Learning in Mobile Service Robots

Written by He Chen, Varun Gupta, Seungwon Lee, Shashank Shivkumar Monica Vyavahare, Christopher Zawacki and Hongrui Zheng

The pdf can be downloaded here.


Intelligent service robots require the capability of learning new knowledge from experience and exploiting the knowledge to improve the way of completing the given task. To achieve such capability, the learning focus group developed database API for collecting training examples from experience, systems of learning the characteristics of environment, especially spatial distribution of objects and temporal/spatial distribution of people in corridors, and system of learning actions from demonstration.


The learning group focuses on developing the functionality of the robot to collect data, process data to learn the knowledge, and provide new knowledge back to the user in a more refined form. As this is the first learning focus group of the course, the major goal of learning group in this semester was to set foundation of work in learning by providing API of database for collecting data and sample capabilities on the basis of learning features. These sample abilities are learning appropriate action from the given demonstration and learning the pattern of the environment from the observation such as the distribution of objects. We expect that API of database will be necessary part for the work of future learning group and the sample capabilities will provide useful functions for more complex tasks. This report describes accomplishments of the learning group in this semester and required amendments for the better usage.

Database API for Learning

One of Learning focus group’s achievements this semester is the implementation of an interface between a MongoDB database and ROS for future development for the learning focus group. Learning new behavior from demonstration, learning traffic patterns, etc. require collection of the data from the sensors on-board the service robot prior to the application of any learning algorithm. Therefore, a ROS package which subscribes to ROS topics and stores data in and retrieves data from a database is necessary.

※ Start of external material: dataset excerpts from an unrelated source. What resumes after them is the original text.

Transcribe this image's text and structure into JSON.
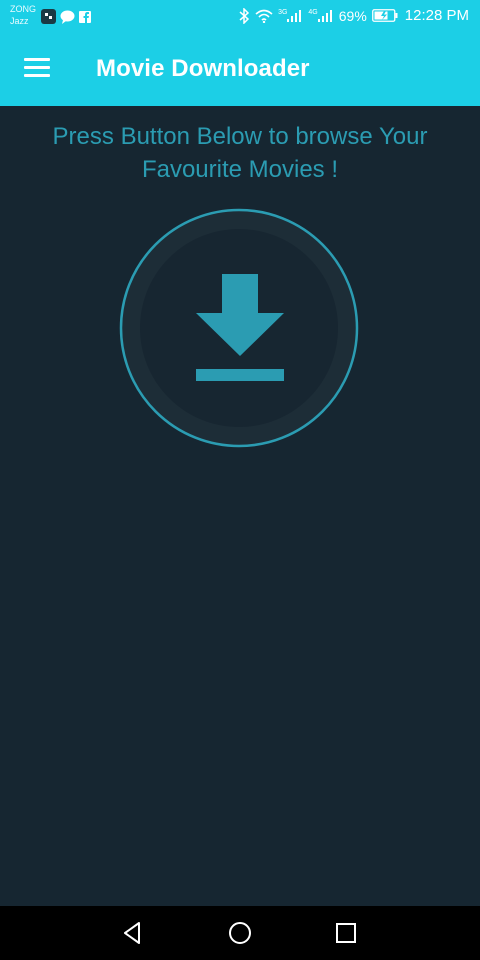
{
  "status_bar": {
    "carrier_line1": "ZONG",
    "carrier_line2": "Jazz",
    "signal_1_label": "3G",
    "signal_2_label": "4G",
    "battery_percent": "69%",
    "time": "12:28 PM",
    "icons": [
      "app-notification-icon",
      "message-icon",
      "facebook-icon",
      "bluetooth-icon",
      "wifi-icon",
      "signal-icon",
      "battery-icon"
    ]
  },
  "toolbar": {
    "title": "Movie Downloader",
    "menu_icon": "menu-icon"
  },
  "main": {
    "instruction_line1": "Press Button Below to browse Your",
    "instruction_line2": "Favourite Movies !",
    "download_icon": "download-icon"
  },
  "nav_bar": {
    "icons": [
      "back-icon",
      "home-icon",
      "recents-icon"
    ]
  },
  "colors": {
    "header": "#1ccfe6",
    "background": "#162631",
    "accent": "#2b9cb2",
    "circle_outer": "#1d2d37",
    "circle_inner": "#172631",
    "nav_bar": "#000000"
  }
}
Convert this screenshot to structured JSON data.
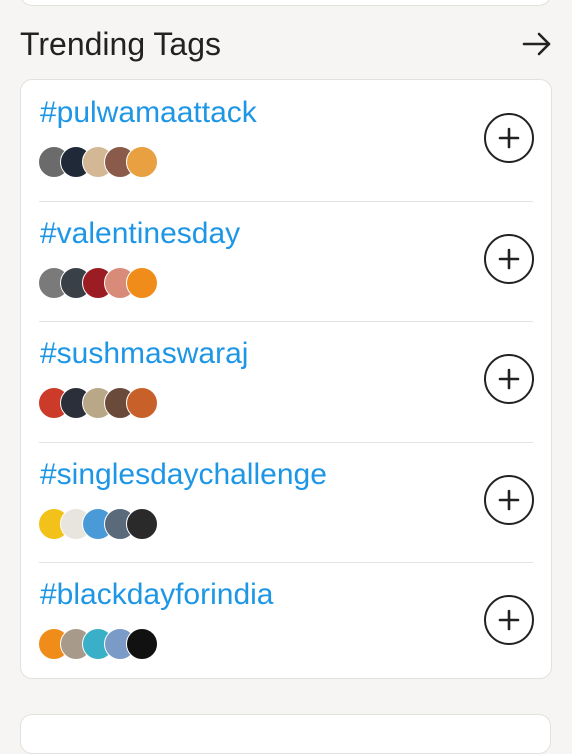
{
  "section": {
    "title": "Trending Tags",
    "arrow_icon": "arrow-right-icon"
  },
  "colors": {
    "tag_text": "#1e96e6",
    "title_text": "#222222",
    "page_bg": "#f6f5f3"
  },
  "tags": [
    {
      "name": "#pulwamaattack",
      "avatar_colors": [
        "#6b6b6b",
        "#1f2937",
        "#d4b896",
        "#8a5a4a",
        "#e8a040"
      ]
    },
    {
      "name": "#valentinesday",
      "avatar_colors": [
        "#7a7a7a",
        "#3a4048",
        "#9b1c22",
        "#d98b7a",
        "#f08c1a"
      ]
    },
    {
      "name": "#sushmaswaraj",
      "avatar_colors": [
        "#cc3a2a",
        "#2a2f3a",
        "#b8a888",
        "#6a4a3a",
        "#c8602a"
      ]
    },
    {
      "name": "#singlesdaychallenge",
      "avatar_colors": [
        "#f2c21a",
        "#e8e4de",
        "#4a9ad8",
        "#5a6a7a",
        "#2a2a2a"
      ]
    },
    {
      "name": "#blackdayforindia",
      "avatar_colors": [
        "#f08c1a",
        "#a89a8a",
        "#3ab0c8",
        "#7a9ac8",
        "#111111"
      ]
    }
  ]
}
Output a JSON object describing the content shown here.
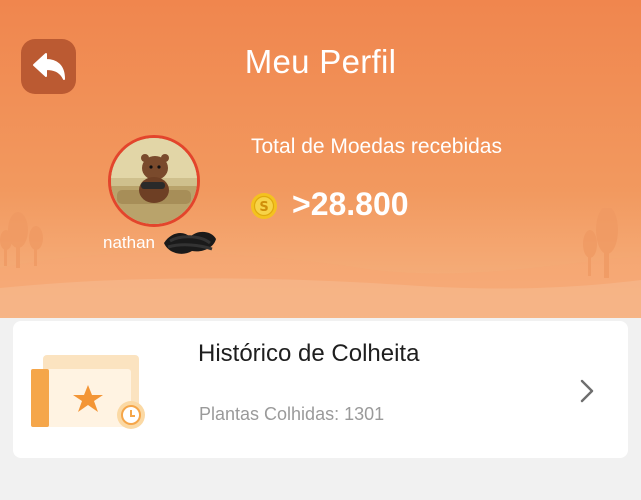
{
  "header": {
    "title": "Meu Perfil",
    "back_icon": "back-arrow-icon"
  },
  "profile": {
    "username": "nathan",
    "coins_label": "Total de Moedas recebidas",
    "coins_value": ">28.800",
    "coin_icon": "coin-icon"
  },
  "harvest_card": {
    "title": "Histórico de Colheita",
    "subtitle": "Plantas Colhidas: 1301",
    "chevron_icon": "chevron-right-icon"
  },
  "colors": {
    "header_orange": "#f0864e",
    "back_button": "#bb5a32",
    "avatar_border": "#e3452c",
    "coin_gold": "#f4c21f"
  }
}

The database API has four core functionalities: 1) subscribing to ROS topics and writing data into the database, 2) retrieving data from the database and publishing to ROS topics, 3) transferring data from a bag file to the database, and 4) transferring data from the database to a bag file. These functionalities are wrapped by launch files.

Fig 1: rqt graph of node ros_mango_server
Fig 2: rqt graph of node ros_mango_retriever

ROS node ros mongo server(ros mongo server.py) subscribes to four ROS topics(four at the moment and can be expanded as needed) to record the data from sensors on the service robots. The interaction between the node and the topics are shown in Figure 1. In each of the topic callback methods, the data is parsed according to MongoDB conventions and inserted as id-ed post into the connected database.

ROS node ros mongo retriever(server to ros.py) regenerates ROS messages and publishes them to new topics according to the query given. The node determines how the MongoDB posts are parsed back into ROS messages based on the tags of the post. The messages are published to ROS topics created just for this node as shown in Figure 2 to avoid conflict. These topics also come in handy when some of these data are needed, because other node can just subscribe to these new topics. The number of topics can be easily expanded to accommodate new sensor in the similar way of modifying ROS node ros mongo server for new sensor.

clusters{caption: Fig 3: IGMM clusters and objests on the space. According to the distance between newly observed object and clusters (small circle), the object included into an existing cluster or makes new clusters for itself. This is demonstrated for simulated dataset.}
Fig 3: IGMM clusters and objests on the space. According to the distance between newly observed object and clusters (small circle), the object included into an existing cluster or makes new clusters for itself. This is demonstrated for simulated dataset.

The usage of the database API can be found in the README on the repository. The database API is designed for MongoDB. Since the map data server and all other database-related code migrated to CouchDB, the database API should also migrate to CouchDB.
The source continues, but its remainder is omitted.